There are plenty of things to love about freelancing: freedom, flexibility, and those splendid days when you get 2 or 3 checks in the mail. But what about those times when things don’t run so smoothly? Here are the four most common day-to-day problems that freelancers face…and some thoughts on what you can do about them.
Finding new freelance clients
Actually, let’s amend that slightly: Finding new freelance clients that are a good fit for your business. Here are a few thoughts on where to start:
- Personally, I love cold calling, though I know there are some people who would rather jump out of a plane without a parachute. Similarly, a letter of introduction or query can be an effective tool, as long as you spend the time to customize it. Lori Widmer, my co-presenter at the marketing Q&A webinar earlier this month, posted a sample letter of introduction at her blog. Pick a target audience, give it a try and you just might find that these strategies become easier and more lucrative with practice.
- I agree 100% with Jenn Mattern, who wrote a piece called “Where can I find high paying freelance writing jobs?” a while back. Her philosophy is that asking “where” is actually the wrong question, because the best freelance jobs aren’t advertised. You have to find them…and that means, whether with a cold call or other warm/cold contact, identifying what they need and pitching them directly.
- Enhance your referral system. It’s easy to believe you’re so wonderful at your job that the referrals will just come flowing in, but that’s not the case. Many clients need to be encouraged or asked—and they might not even realize you’d appreciate more business! If you’d like to hear more on this topic, sign up for my upcoming webinar on referrals.
This is an interesting one, because it definitely polarizes opinions. Many feel very strongly that social isolation is a big-time downer, whereas others like the peace and quiet that solo entrepreneurship brings. Oddly enough, I am an extrovert but count myself among the latter. To keep the occasional cabin fever from setting in:
- I meet at least one friend, client or fellow freelancer for coffee or lunch every week, without fail. Often, it’s one of my freelance creative Super Friends that I wrote about last week.
- I’ve played in various sports leagues, which is not only fun, but has brought in business.
- I volunteer for a local rowing regatta committee, which meets weekly or every other week for about 6 months a year to plan events.
- I belong to a monthly mastermind group of businesspeople from different industries and backgrounds.
- While I don’t go to many conferences, I do what I can to keep in touch with people I connect with. A good example is Communication Central, which I’ll be speaking at on Friday.
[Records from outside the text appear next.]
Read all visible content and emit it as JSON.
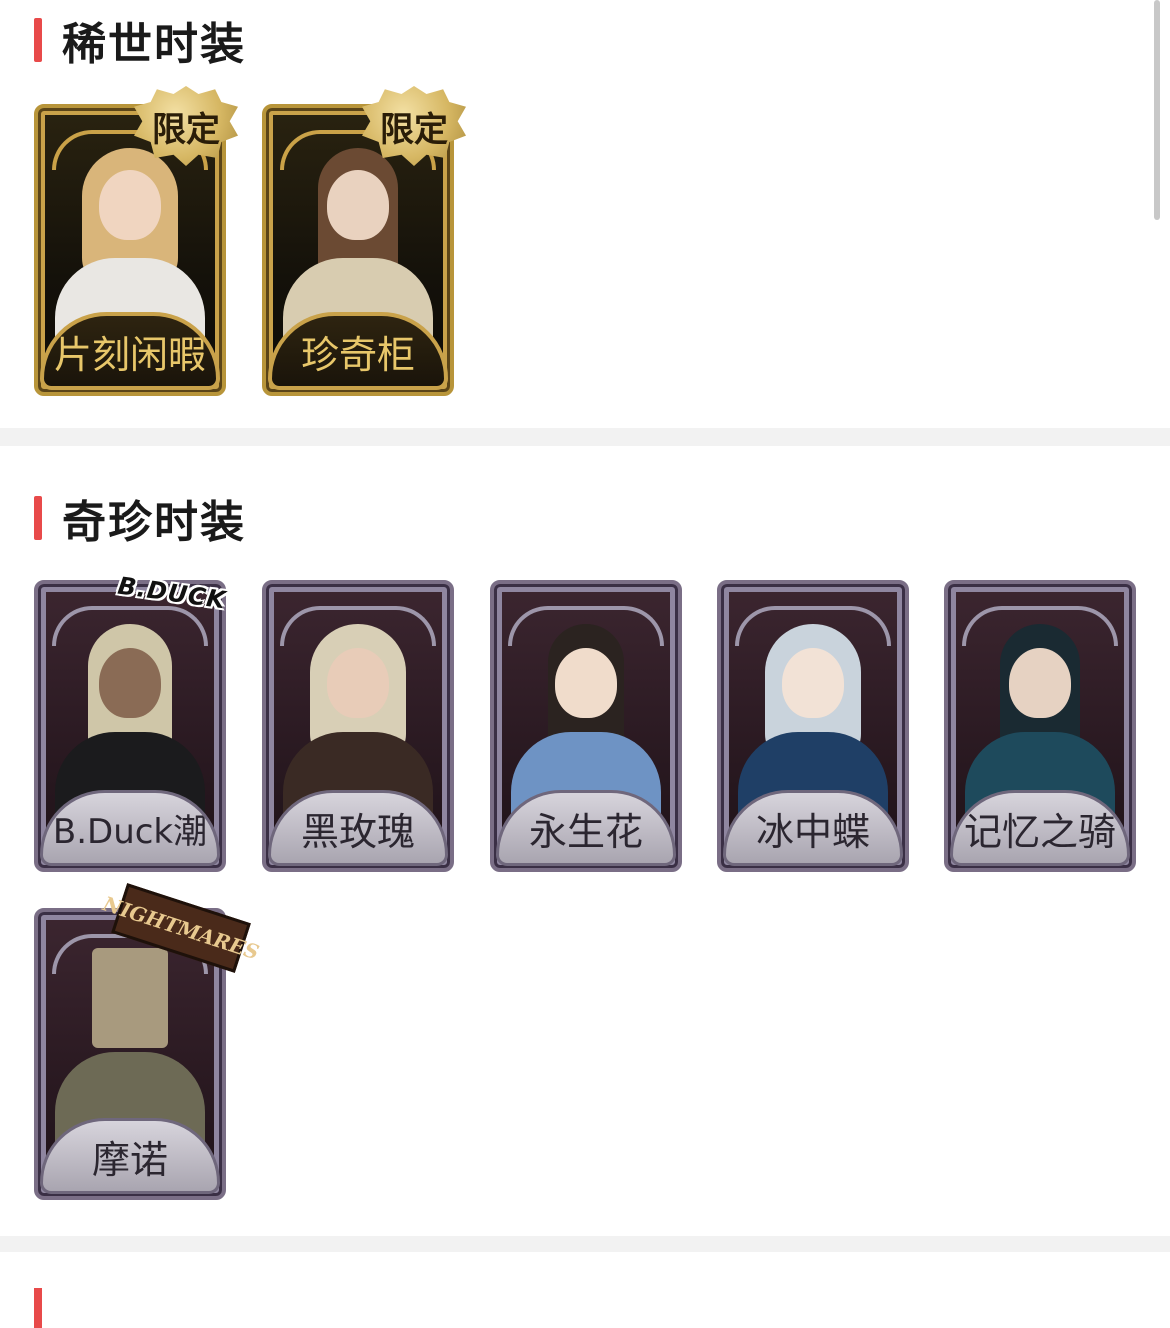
{
  "sections": {
    "rare": {
      "title": "稀世时装",
      "items": [
        {
          "name": "片刻闲暇",
          "badge": "限定",
          "frame": "gold",
          "hair": "#d9b57a",
          "skin": "#f0d5c0",
          "outfit": "#e9e7e3"
        },
        {
          "name": "珍奇柜",
          "badge": "限定",
          "frame": "gold",
          "hair": "#6b4a33",
          "skin": "#e9d2bf",
          "outfit": "#d8ccb0"
        }
      ]
    },
    "premium": {
      "title": "奇珍时装",
      "items": [
        {
          "name": "B.Duck潮",
          "tag": "B.DUCK",
          "frame": "purple",
          "hair": "#cfc6a8",
          "skin": "#8a6b55",
          "outfit": "#1b1b1d"
        },
        {
          "name": "黑玫瑰",
          "frame": "purple",
          "hair": "#d8cfb6",
          "skin": "#e8ccb8",
          "outfit": "#3a2a24"
        },
        {
          "name": "永生花",
          "frame": "purple",
          "hair": "#2b2320",
          "skin": "#f0dccb",
          "outfit": "#6e93c4"
        },
        {
          "name": "冰中蝶",
          "frame": "purple",
          "hair": "#c9d3dc",
          "skin": "#f2e2d6",
          "outfit": "#1f3f66"
        },
        {
          "name": "记忆之骑",
          "frame": "purple",
          "hair": "#1a2a32",
          "skin": "#e6d2c2",
          "outfit": "#1e4a5c"
        },
        {
          "name": "摩诺",
          "tag": "NIGHTMARES",
          "frame": "purple",
          "hair": "#b7a98a",
          "skin": "#a89a7e",
          "outfit": "#6d6a55"
        }
      ]
    }
  },
  "colors": {
    "accent_bar": "#e84a4a",
    "divider": "#f2f2f2"
  }
}
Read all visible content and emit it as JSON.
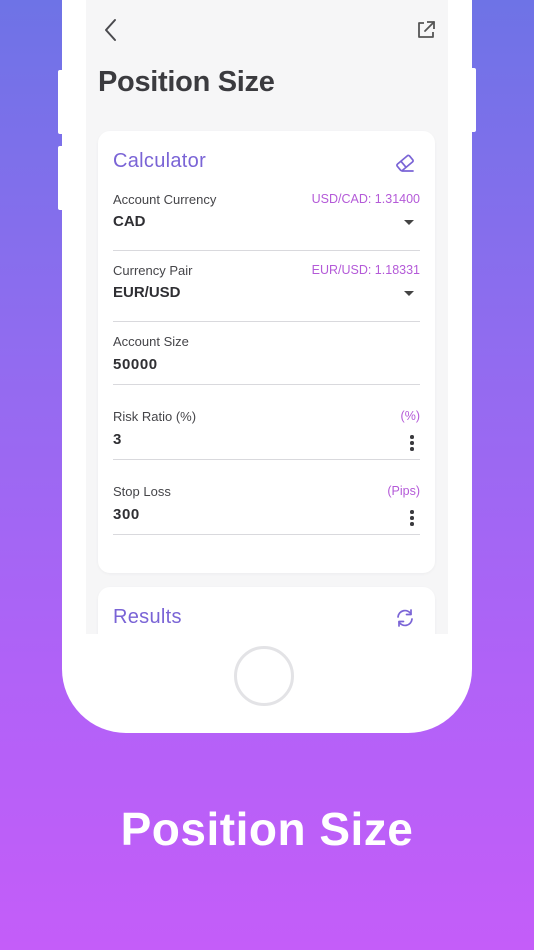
{
  "screen": {
    "title": "Position Size"
  },
  "calculator": {
    "title": "Calculator",
    "fields": [
      {
        "label": "Account Currency",
        "value": "CAD",
        "rate": "USD/CAD: 1.31400"
      },
      {
        "label": "Currency Pair",
        "value": "EUR/USD",
        "rate": "EUR/USD: 1.18331"
      },
      {
        "label": "Account Size",
        "value": "50000"
      },
      {
        "label": "Risk Ratio (%)",
        "value": "3",
        "unit": "(%)"
      },
      {
        "label": "Stop Loss",
        "value": "300",
        "unit": "(Pips)"
      }
    ]
  },
  "results": {
    "title": "Results"
  },
  "promo": {
    "caption": "Position Size"
  },
  "colors": {
    "accent": "#7a64d6",
    "rate_text": "#b45ad8",
    "background_top": "#6e73e6",
    "background_bottom": "#c45df9"
  },
  "icons": [
    "back-arrow-icon",
    "share-icon",
    "eraser-icon",
    "refresh-icon",
    "dropdown-caret-icon",
    "more-vert-icon"
  ]
}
This—and its kissin’ cousin, “feast or famine”—rank high on the list of freelancer pet peeves. So, how do you address it? Turn it into a positive! Think about it this way: You are fortunate enough, my fine freelance friend, to have the power to choose what you do every day. Back in your corporate cube days, you did whatever TPS report cover sheet the boss handed to you. Now, it’s up to you—and probably requires taking steps mentioned in “finding new freelance clients” above. On a side note: If you want to improve your overall motivation or self-discipline, I highly recommend Rory Vaden’s Take the Stairs: 7 Steps to Achieving True Success.
Slow-pay and no-pay clients
This isn’t just one of the pet peeves for many freelancers, it’s also the top reason they fire customers. So, how do you get people to find their checkbook and a pen, and put them together? A couple of steps can help:
- Don’t be afraid to ask, and don’t be too timid to do so soon in the process. If you have an invoice that’s 30 days late, a reminder is appropriate. Caveat: Nobody likes a pest, and there are organizations that simply pay slower than others; trying to rush them is counterproductive. For example, one of my longest-running clients pays in 60 days, without fail, and I simply take that into account.
- Offer an installment plan, so they can pay off in 2 or 3 checks. I have found this to be a great way to de-escalate a situation that may be embarrassing for a client who’s short on cash.
- Let them know that you can’t do any further work till the payments are up to date.
If you haven’t noticed already, these four pet peeves have something important in common: They are largely under your control! You can let them fester and cause anxiety, or you can take action. The choice is yours.